Mohammadi leidet an einem Blutgerinnsel in ihren Lungen und an einer neurologischen Erkrankung und braucht ständige medizinische Versorgung. Die wird politischen Gefangenen im Iran häufig verweigert. Das zeigen in diesem erst wenige Tage alten Jahr zwei Fälle:

So liegt der inhaftierte Schriftsteller Baktash Abtin seit dem 1. Januar im Koma. Mit einer akuten Lungenentzündung, die möglicherweise mit einer Corona-Infektion in Verbindung steht, wurde der 47 Jahre alte Schriftsteller zum Jahresbeginn ins Krankenhaus eingeliefert. Viel zu spät, teilte der iranische Schriftstellerverband in einem Statement mit. Die Gefängnisbehörden sollen seine Beschwerden zu lange absichtlich ignoriert haben. Auch Baktash wurde wegen angeblicher "Propaganda gegen den Staat" zu sechs Jahren Haft verurteilt und ist seit September 2020 im Teheraner Evin-Gefängnis eingesperrt. 

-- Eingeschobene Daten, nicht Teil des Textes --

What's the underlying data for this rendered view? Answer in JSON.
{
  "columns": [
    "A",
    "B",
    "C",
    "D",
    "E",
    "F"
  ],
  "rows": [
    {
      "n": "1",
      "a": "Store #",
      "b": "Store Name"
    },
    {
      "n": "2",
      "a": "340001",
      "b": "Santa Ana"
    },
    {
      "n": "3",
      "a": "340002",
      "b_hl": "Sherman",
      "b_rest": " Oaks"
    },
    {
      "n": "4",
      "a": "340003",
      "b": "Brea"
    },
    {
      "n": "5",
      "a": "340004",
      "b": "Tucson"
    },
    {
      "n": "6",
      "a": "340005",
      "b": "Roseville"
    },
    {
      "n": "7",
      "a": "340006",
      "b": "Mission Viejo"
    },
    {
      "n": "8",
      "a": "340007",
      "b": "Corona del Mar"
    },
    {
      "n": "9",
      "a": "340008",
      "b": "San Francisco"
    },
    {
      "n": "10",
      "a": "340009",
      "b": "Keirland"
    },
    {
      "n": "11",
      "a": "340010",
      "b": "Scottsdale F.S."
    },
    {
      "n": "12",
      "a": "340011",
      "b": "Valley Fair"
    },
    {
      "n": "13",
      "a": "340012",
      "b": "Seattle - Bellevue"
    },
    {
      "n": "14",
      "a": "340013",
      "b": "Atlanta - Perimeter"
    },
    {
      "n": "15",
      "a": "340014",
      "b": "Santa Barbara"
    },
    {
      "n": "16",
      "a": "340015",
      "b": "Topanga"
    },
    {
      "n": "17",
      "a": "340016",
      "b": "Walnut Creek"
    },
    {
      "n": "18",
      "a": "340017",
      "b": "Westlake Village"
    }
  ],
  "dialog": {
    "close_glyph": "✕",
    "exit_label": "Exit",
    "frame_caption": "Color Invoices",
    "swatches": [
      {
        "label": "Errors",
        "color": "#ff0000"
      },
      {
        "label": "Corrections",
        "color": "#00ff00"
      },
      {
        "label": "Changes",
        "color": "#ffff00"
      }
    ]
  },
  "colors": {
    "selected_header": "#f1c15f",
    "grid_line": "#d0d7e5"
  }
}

Ebenfalls am Neujahrstag wurde offiziell mitgeteilt, dass der politische Gefangene Adel Kianpour kurz nach seiner Verlegung ins Krankenhaus gestorben sei. Er starb nach einer Woche Hungerstreik in einem Gefängnis im Süden des Irans, laut seiner Familie wegen mangelnder medizinischer Versorgung. Kianpour war wegen "Gefährdung der nationalen Sicherheit" zu dreieinhalb Jahren Haft verurteilt worden. Mit seinem Hungerstreik protestierte er dagegen, dass ihm nach seiner Verhaftung rechtlicher Beistand verweigert wurde.